The effects of TJM on DFROM in those with CAI reported in the literature are inconsistent. Similar to our study, Marrón-Gómez et al40 found significant improvement in weight-bearing DFROM with the knee flexed following manual therapy interventions. But, Beazell et al41 found no significant changes to DFROM following TJM. It is difficult to compare findings due to the variability in parameters across studies. The variability in manual therapy techniques and dosage in the literature supports the need to determine ideal parameters that will lead to improvements in DFROM. Although we cannot state the exact reason as to why TJM improved DFROM, a model by Bialosky et al42 suggests there may be either biomechanical or neurophysiological effects of manual therapy including TJM. Although our study found improvements in DFROM with the addition of TJM and improvements in self-reported function and functional performance in both groups, we must discuss the potential limitations that may impacted our findings. The small sample size of the study, the lack of a short-term reassessment, and the manual therapy parameters we selected may have influenced our findings.

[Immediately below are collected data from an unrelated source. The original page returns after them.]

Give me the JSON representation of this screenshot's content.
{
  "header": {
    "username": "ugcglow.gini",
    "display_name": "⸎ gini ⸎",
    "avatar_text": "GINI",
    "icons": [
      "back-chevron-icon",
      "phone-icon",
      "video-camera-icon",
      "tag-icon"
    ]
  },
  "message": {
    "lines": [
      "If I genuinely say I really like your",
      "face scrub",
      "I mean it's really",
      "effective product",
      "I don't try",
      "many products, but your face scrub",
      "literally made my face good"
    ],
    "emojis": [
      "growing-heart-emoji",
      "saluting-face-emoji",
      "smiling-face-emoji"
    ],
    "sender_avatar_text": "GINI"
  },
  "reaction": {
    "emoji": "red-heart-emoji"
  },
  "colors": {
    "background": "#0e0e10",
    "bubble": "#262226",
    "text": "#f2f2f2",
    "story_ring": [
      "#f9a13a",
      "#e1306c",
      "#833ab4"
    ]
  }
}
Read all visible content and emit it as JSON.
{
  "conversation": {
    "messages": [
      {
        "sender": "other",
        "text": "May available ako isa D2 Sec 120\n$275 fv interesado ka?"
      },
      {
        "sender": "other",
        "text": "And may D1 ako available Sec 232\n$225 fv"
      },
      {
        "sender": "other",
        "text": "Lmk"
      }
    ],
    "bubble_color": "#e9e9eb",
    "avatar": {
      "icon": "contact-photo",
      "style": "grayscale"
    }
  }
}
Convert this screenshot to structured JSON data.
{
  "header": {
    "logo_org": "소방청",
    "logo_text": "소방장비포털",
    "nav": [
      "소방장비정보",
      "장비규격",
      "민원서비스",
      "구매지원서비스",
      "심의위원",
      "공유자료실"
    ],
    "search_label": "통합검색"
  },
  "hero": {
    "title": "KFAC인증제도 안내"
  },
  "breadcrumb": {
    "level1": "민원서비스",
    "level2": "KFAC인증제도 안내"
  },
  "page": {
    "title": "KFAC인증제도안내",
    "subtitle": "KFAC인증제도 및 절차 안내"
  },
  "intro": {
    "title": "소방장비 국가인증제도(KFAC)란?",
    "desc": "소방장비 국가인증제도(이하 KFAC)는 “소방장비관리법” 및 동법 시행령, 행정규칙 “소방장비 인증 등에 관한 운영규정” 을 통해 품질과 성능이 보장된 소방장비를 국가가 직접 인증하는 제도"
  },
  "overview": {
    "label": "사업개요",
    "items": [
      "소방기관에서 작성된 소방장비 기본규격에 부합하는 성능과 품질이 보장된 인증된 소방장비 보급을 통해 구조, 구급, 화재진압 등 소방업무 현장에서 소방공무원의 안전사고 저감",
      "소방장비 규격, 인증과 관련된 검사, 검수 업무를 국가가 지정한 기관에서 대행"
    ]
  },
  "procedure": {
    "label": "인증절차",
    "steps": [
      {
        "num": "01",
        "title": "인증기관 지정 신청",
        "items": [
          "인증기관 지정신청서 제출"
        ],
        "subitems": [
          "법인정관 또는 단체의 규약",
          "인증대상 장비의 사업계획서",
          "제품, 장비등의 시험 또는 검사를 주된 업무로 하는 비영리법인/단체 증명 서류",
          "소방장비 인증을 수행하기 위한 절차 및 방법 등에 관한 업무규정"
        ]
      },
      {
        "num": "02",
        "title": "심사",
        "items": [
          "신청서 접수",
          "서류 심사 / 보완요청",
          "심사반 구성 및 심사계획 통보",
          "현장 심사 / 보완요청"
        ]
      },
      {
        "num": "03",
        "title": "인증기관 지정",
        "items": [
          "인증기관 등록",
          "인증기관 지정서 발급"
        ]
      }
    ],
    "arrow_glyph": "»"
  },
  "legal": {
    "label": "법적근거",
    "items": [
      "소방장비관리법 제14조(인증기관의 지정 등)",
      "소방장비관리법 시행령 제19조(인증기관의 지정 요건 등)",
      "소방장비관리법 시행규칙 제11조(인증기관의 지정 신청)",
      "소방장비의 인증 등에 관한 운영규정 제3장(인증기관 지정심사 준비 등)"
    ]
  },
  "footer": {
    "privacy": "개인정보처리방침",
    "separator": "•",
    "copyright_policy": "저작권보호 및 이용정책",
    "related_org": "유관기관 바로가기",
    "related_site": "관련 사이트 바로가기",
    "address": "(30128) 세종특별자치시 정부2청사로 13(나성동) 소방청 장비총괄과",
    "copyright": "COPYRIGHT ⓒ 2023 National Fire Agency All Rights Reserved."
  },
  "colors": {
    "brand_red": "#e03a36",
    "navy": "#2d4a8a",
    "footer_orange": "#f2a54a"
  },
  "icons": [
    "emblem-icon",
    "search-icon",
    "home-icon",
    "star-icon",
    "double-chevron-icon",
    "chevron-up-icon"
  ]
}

A larger sample size may have yielded group differences that were statistically significant. In addition, the TJM was performed at the first 3 sessions out of a total of 12 sessions, and the outcomes were assessed after the 12th visit. It is possible that the investigators did not capture a short-term benefit of the addition of TJM earlier in the 6-week intervention that has been seen in the literature.40 Finally, there is still a lack of literature to support optimal parameters and dosage for manual therapy. Thus, the addition of TJM at the first 3 sessions may not have been the optimal parameter for benefit. This idea is outside the scope of this study, however, and warrants further research to determine ideal parameters of manual therapy at the ankle joint.
Conclusions
To our knowledge, this study is the first of its kind to demonstrate the benefits of combining TJM and therapeutic exercises on range of motion, self-reported function, and functional performance. These findings reflect current practice that therapeutic exercise improves self-reported function and functional performance. In addition, it highlights the importance of a multimodal approach to the treatment of CAI, specifically that the addition of TJM to a therapeutic exercise regimen has the greatest benefit on weight-bearing DFROM in those with CAI.
Acknowledgments
The authors have no financial affiliation (including research funding) or involvement with any commercial organization that has a direct financial interest in any matter included in this manuscript. They have no conflict of interest (ie, personal associations or involvement as a director, officer, or expert witness).